Predawn water potential (ΨPd) and the midday water potential (ΨM) were measured at predawn (5:00–7:00) and midday (13:00–14:00) using a pressure chamber (Model 3500, PMS Instrument Company, Albany, USA). The evening before measurements, select and mark healthy, north-south oriented branches with colored tape. The next day, measure the water potential of the marked branches. Place the cut branches in the pressure chamber, open the control valve, gradually increase pressure until liquid appears at the cut surface, then close the valve and record the water potential.
In August 2020, we selected one healthy sample plant from each plot and marked them. In the evening, when transpiration tension is lowest, cut sun-facing branches about 50 cm underwater. Transport the branches back to the laboratory and store them at low temperatures, keeping them immersed in water. Cut the branches into 25 cm stems, removing 2-3 cm from both ends. Use a xylem hydraulic conductivity and embolism measurement system (Xylem embolism meter, Bronkhorst, Montigny-les-cormeilles, France) to measure initial hydraulic conductivity (K0) and maximum hydraulic conductivity (Kmax). K0 represents the xylem's hydraulic conductivity (Kh).

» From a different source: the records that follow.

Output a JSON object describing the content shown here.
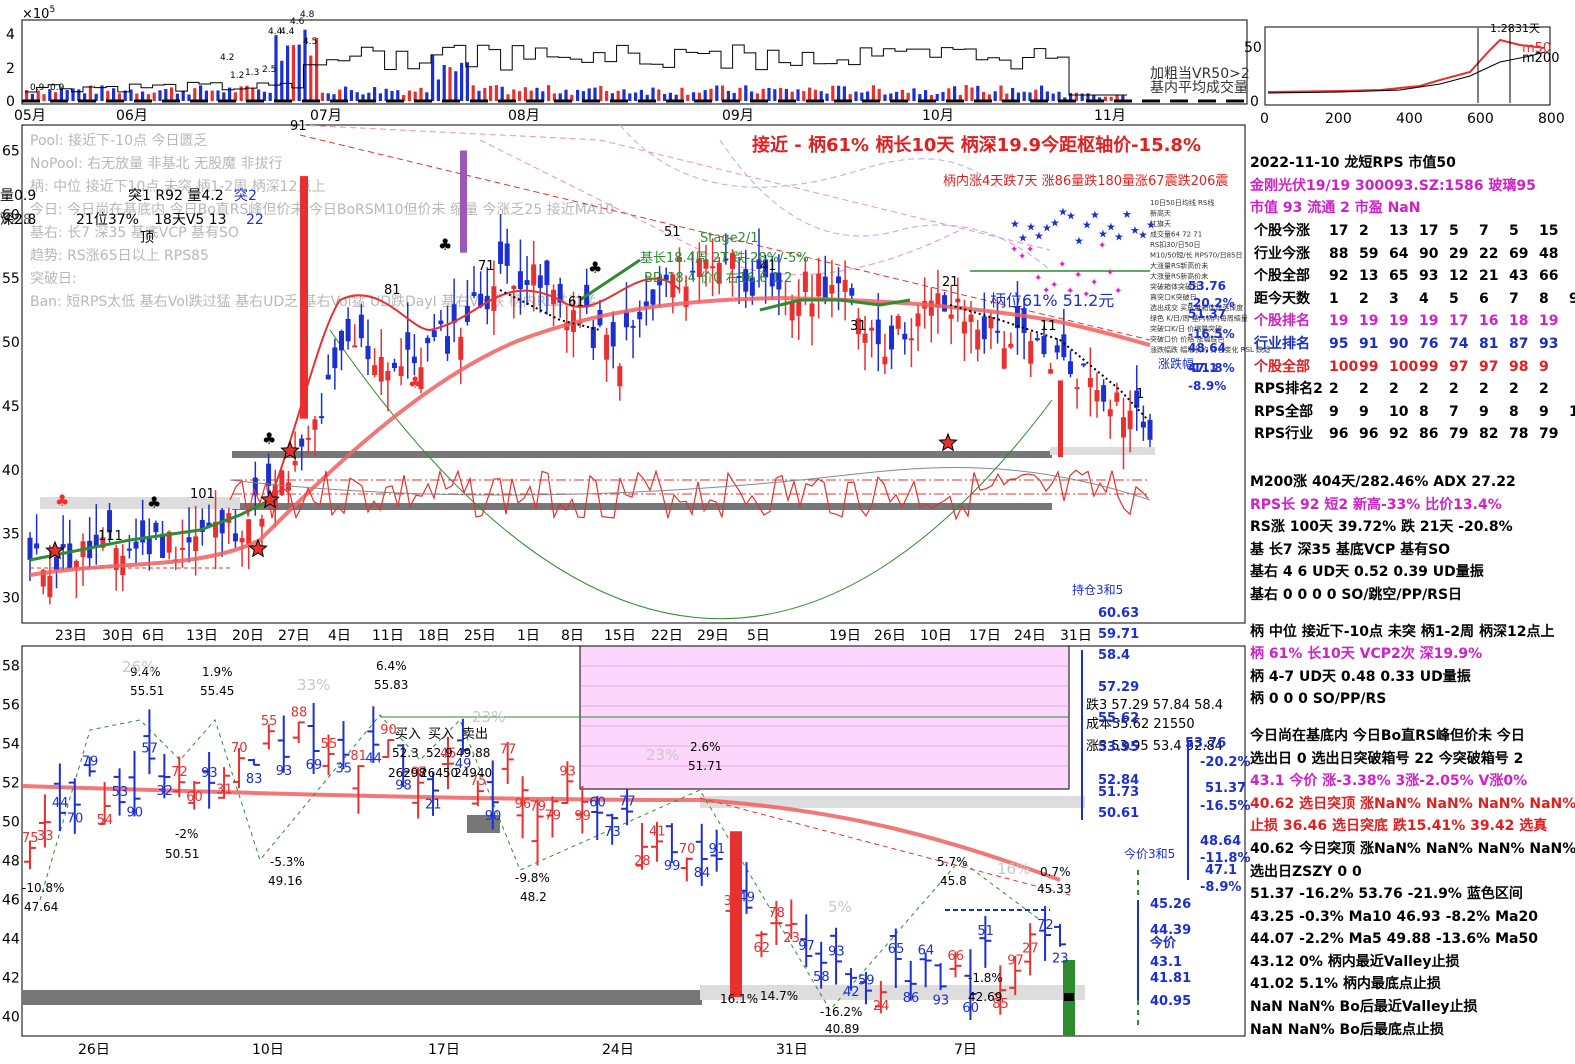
{
  "header": {
    "title_line": "接近 - 柄61% 柄长10天 柄深19.9今距枢轴价-15.8%",
    "date_line": "2022-11-10 龙短RPS 市值50",
    "stock_line": "金刚光伏19/19 300093.SZ:1586 玻璃95",
    "cap_line": "市值 93  流通 2 市盈 NaN",
    "handle_rise": "柄内涨4天跌7天 涨86量跌180量涨67震跌206震"
  },
  "volume_chart": {
    "exponent": "×10",
    "exp_sup": "5",
    "y_ticks": [
      "4",
      "2",
      "0"
    ],
    "months": [
      "05月",
      "06月",
      "07月",
      "08月",
      "09月",
      "10月",
      "11月"
    ],
    "bar_labels": [
      "4.2",
      "4.4",
      "4.4",
      "4.6",
      "4.8",
      "4.5",
      "1.2",
      "1.3",
      "2.5",
      "0.9",
      "0.9"
    ],
    "legend1": "加粗当VR50>2",
    "legend2": "基内平均成交量"
  },
  "mini_chart": {
    "y_ticks": [
      "50",
      "0"
    ],
    "x_ticks": [
      "0",
      "200",
      "400",
      "600",
      "800"
    ],
    "labels": [
      "m50",
      "m200",
      "1:28",
      "31天"
    ]
  },
  "main_chart": {
    "y_ticks": [
      "65",
      "60",
      "55",
      "50",
      "45",
      "40",
      "35",
      "30"
    ],
    "x_ticks": [
      "23日",
      "30日",
      "6日",
      "13日",
      "20日",
      "27日",
      "4日",
      "11日",
      "18日",
      "25日",
      "1日",
      "8日",
      "15日",
      "22日",
      "29日",
      "5日",
      "19日",
      "26日",
      "10日",
      "17日",
      "24日",
      "31日"
    ],
    "left_notes": [
      "Pool: 接近下-10点 今日匮乏",
      "NoPool: 右无放量 非基北 无股魔 非拔行",
      "柄: 中位 接近下10点 未突 柄1-2周 柄深12点上",
      "今日: 今日尚在基底内 今日Bo直RS峰但价未 今日BoRSM10但价未 缩量 今涨乏25 接近MA10",
      "基右: 长7 深35 基底VCP 基有SO",
      "趋势: RS涨65日以上 RPS85",
      "突破日:",
      "Ban: 短RPS太低 基右Vol跌过猛 基右UD乏 基右Vol猛 UD跌DayI 基右Vol跌 柄内RL跌过猛"
    ],
    "left_vals": [
      "量0.9",
      "深2.8",
      "V2.8"
    ],
    "top_labels": [
      "突1 R92 量4.2",
      "突2",
      "21位37%",
      "18天V5 13",
      "22",
      "顶"
    ],
    "annotations": [
      "91",
      "81",
      "71",
      "51",
      "61",
      "41",
      "31",
      "21",
      "11",
      "111",
      "101",
      "1",
      "Stage2/1",
      "基长18.4周 2T 跌-28%/-5%",
      "BD 18.4 价0 右16.6 1.2",
      "柄位61%  51.2元"
    ],
    "right_levels": [
      "53.76",
      "-20.2%",
      "51.37",
      "-16.5%",
      "48.64",
      "-11.8%",
      "47.1",
      "-8.9%"
    ],
    "right_small": [
      "10日50日均线 RS线",
      "新高天",
      "扛旗天",
      "成交量64 72 71",
      "RS扣30/日50日",
      "M10/50短/长 RPS70/日85日",
      "大涨量RS新高价未",
      "大涨量RS新高价未",
      "突破箱体突破日",
      "真突口K突破日",
      "选出成交 买放量箱体跌落深度",
      "绿色 K/日/周 基内柄内每周缩量",
      "突破口K/日 价缩量突破",
      "突破口价 价格 涨幅底色",
      "涨跌幅跌 幅增长的 排名变化 RSL 跌趋"
    ],
    "holdings": "持仓3和5",
    "price_top": "60.63",
    "price_mid": "59.71",
    "zhang_die": "涨跌幅"
  },
  "lower_chart": {
    "y_ticks": [
      "58",
      "56",
      "54",
      "52",
      "50",
      "48",
      "46",
      "44",
      "42",
      "40"
    ],
    "x_ticks": [
      "26日",
      "10日",
      "17日",
      "24日",
      "31日",
      "7日"
    ],
    "pct_labels": [
      "9.4%",
      "55.51",
      "1.9%",
      "55.45",
      "6.4%",
      "55.83",
      "-2%",
      "50.51",
      "-5.3%",
      "49.16",
      "-10.8%",
      "47.64",
      "-9.8%",
      "48.2",
      "2.6%",
      "51.71",
      "5.7%",
      "45.8",
      "0.7%",
      "45.33",
      "-1.8%",
      "42.69",
      "-16.2%",
      "40.89",
      "16.1%",
      "14.7%"
    ],
    "faint": [
      "26%",
      "33%",
      "23%",
      "23%",
      "5%",
      "16%"
    ],
    "buy_sell": [
      "买入",
      "买入",
      "卖出"
    ],
    "trade_vals": [
      "52.3",
      "52.9",
      "49.88",
      "26298",
      "26450",
      "24940"
    ],
    "right_stats": [
      "跌3 57.29 57.84 58.4",
      "成本55.62 21550",
      "涨3 53.95 53.4 52.84"
    ],
    "right_levels": [
      "58.4",
      "57.29",
      "55.62",
      "53.95",
      "52.84",
      "51.73",
      "50.61",
      "53.76",
      "-20.2%",
      "51.37",
      "-16.5%",
      "48.64",
      "-11.8%",
      "47.1",
      "-8.9%",
      "45.26",
      "44.39",
      "今价",
      "43.1",
      "41.81",
      "40.95"
    ],
    "now_label": "今价3和5"
  },
  "stats_table": {
    "headers": [
      "个股今涨",
      "行业今涨",
      "个股全部",
      "距今天数",
      "个股排名",
      "行业排名",
      "个股全部",
      "RPS排名2",
      "RPS全部",
      "RPS行业"
    ],
    "rows": [
      [
        "17",
        "2",
        "13",
        "17",
        "5",
        "7",
        "5",
        "15"
      ],
      [
        "88",
        "59",
        "64",
        "90",
        "29",
        "22",
        "69",
        "48"
      ],
      [
        "92",
        "13",
        "65",
        "93",
        "12",
        "21",
        "43",
        "66"
      ],
      [
        "1",
        "2",
        "3",
        "4",
        "5",
        "6",
        "7",
        "8",
        "9"
      ],
      [
        "19",
        "19",
        "19",
        "19",
        "17",
        "16",
        "18",
        "19"
      ],
      [
        "95",
        "91",
        "90",
        "76",
        "74",
        "81",
        "87",
        "93"
      ],
      [
        "100",
        "99",
        "100",
        "99",
        "97",
        "97",
        "98",
        "9"
      ],
      [
        "2",
        "2",
        "2",
        "2",
        "2",
        "2",
        "2",
        "2"
      ],
      [
        "9",
        "9",
        "10",
        "8",
        "7",
        "9",
        "8",
        "9",
        "10"
      ],
      [
        "96",
        "96",
        "92",
        "86",
        "79",
        "82",
        "78",
        "79"
      ]
    ]
  },
  "info_lines": [
    "M200涨 404天/282.46%  ADX 27.22",
    "RPS长 92 短2  新高-33%  比价13.4%",
    "RS涨 100天 39.72% 跌 21天 -20.8%",
    "基 长7 深35 基底VCP 基有SO",
    "基右 4 6 UD天 0.52 0.39 UD量振",
    "基右 0 0 0 0 SO/跳空/PP/RS日",
    "柄 中位 接近下-10点 未突 柄1-2周 柄深12点上",
    "柄 61% 长10天  VCP2次 深19.9%",
    "柄 4-7 UD天 0.48 0.33 UD量振",
    "柄 0 0 0 SO/PP/RS",
    "今日尚在基底内 今日Bo直RS峰但价未 今日",
    "选出日 0 选出日突破箱号 22 今突破箱号 2",
    "43.1 今价  涨-3.38% 3涨-2.05% V涨0%",
    "40.62 选日突顶 涨NaN%     NaN% NaN% NaN%",
    "止损 36.46 选日突底 跌15.41% 39.42 选真",
    "40.62 今日突顶 涨NaN%    NaN% NaN% NaN%",
    "选出日ZSZY 0 0",
    "51.37 -16.2% 53.76 -21.9% 蓝色区间",
    "  43.25 -0.3% Ma10   46.93 -8.2% Ma20",
    "  44.07 -2.2% Ma5    49.88 -13.6% Ma50",
    "43.12 0%  柄内最近Valley止损",
    "41.02 5.1%  柄内最底点止损",
    "NaN NaN% Bo后最近Valley止损",
    "NaN NaN% Bo后最底点止损"
  ],
  "chart_data": [
    {
      "type": "bar",
      "title": "",
      "ylabel": "",
      "ylim": [
        0,
        5
      ],
      "categories": [
        "05月",
        "06月",
        "07月",
        "08月",
        "09月",
        "10月",
        "11月"
      ],
      "values": [
        0.9,
        0.8,
        4.6,
        1.6,
        1.8,
        1.2,
        0.8
      ]
    },
    {
      "type": "line",
      "title": "",
      "xlabel": "",
      "ylabel": "",
      "ylim": [
        28,
        67
      ],
      "categories": [
        "23日",
        "30日",
        "6日",
        "13日",
        "20日",
        "27日",
        "4日",
        "11日",
        "18日",
        "25日",
        "1日",
        "8日",
        "15日",
        "22日",
        "29日",
        "5日",
        "19日",
        "26日",
        "10日",
        "17日",
        "24日",
        "31日"
      ],
      "series": [
        {
          "name": "",
          "values": [
            32.5,
            33.5,
            34,
            34.5,
            36,
            40,
            50,
            48,
            51,
            56,
            53,
            49,
            55,
            57,
            53,
            55,
            50,
            53,
            51,
            49,
            47,
            43.1
          ]
        }
      ]
    },
    {
      "type": "line",
      "title": "",
      "ylim": [
        39,
        59
      ],
      "categories": [
        "26日",
        "10日",
        "17日",
        "24日",
        "31日",
        "7日"
      ],
      "series": [
        {
          "name": "",
          "values": [
            50,
            54,
            53,
            50,
            42,
            43.1
          ]
        }
      ]
    }
  ]
}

Measure Kh using degassed pure water at low pressure (0.5-1.0 kPa) through a 0.45 μm filter until a stable flow rate is achieved. Calculate specific hydraulic conductivity (Kw) by normalizing Kh to the branch cross-sectional area (SA) and leaf-specific hydraulic conductivity (Kl) by normalizing Kmax to the total leaf area (LA).
Flush the catheter with the same solution three times at high pressure (0.2 MPa) until hydraulic conductivity stabilizes. Then, measure the xylem's hydraulic conductivity again at low pressure (0.5-1.0 kPa) to determine maximum hydraulic conductivity (Kmax). Gradually increase the branch xylem tension using an external cavitation chamber (PMS Model 3500, PMS Instrument Company, Albany, USA), maintaining each pressure level for 5 minutes. Immerse the branches in water and measure hydraulic conductivity (Kh). Continue adjusting the pressure gradient and measuring until hydraulic conductivity reaches 0.Create a xylem embolism vulnerability curve for plants based on varying pressures and the corresponding loss of hydraulic conductivity at these different pressure levels.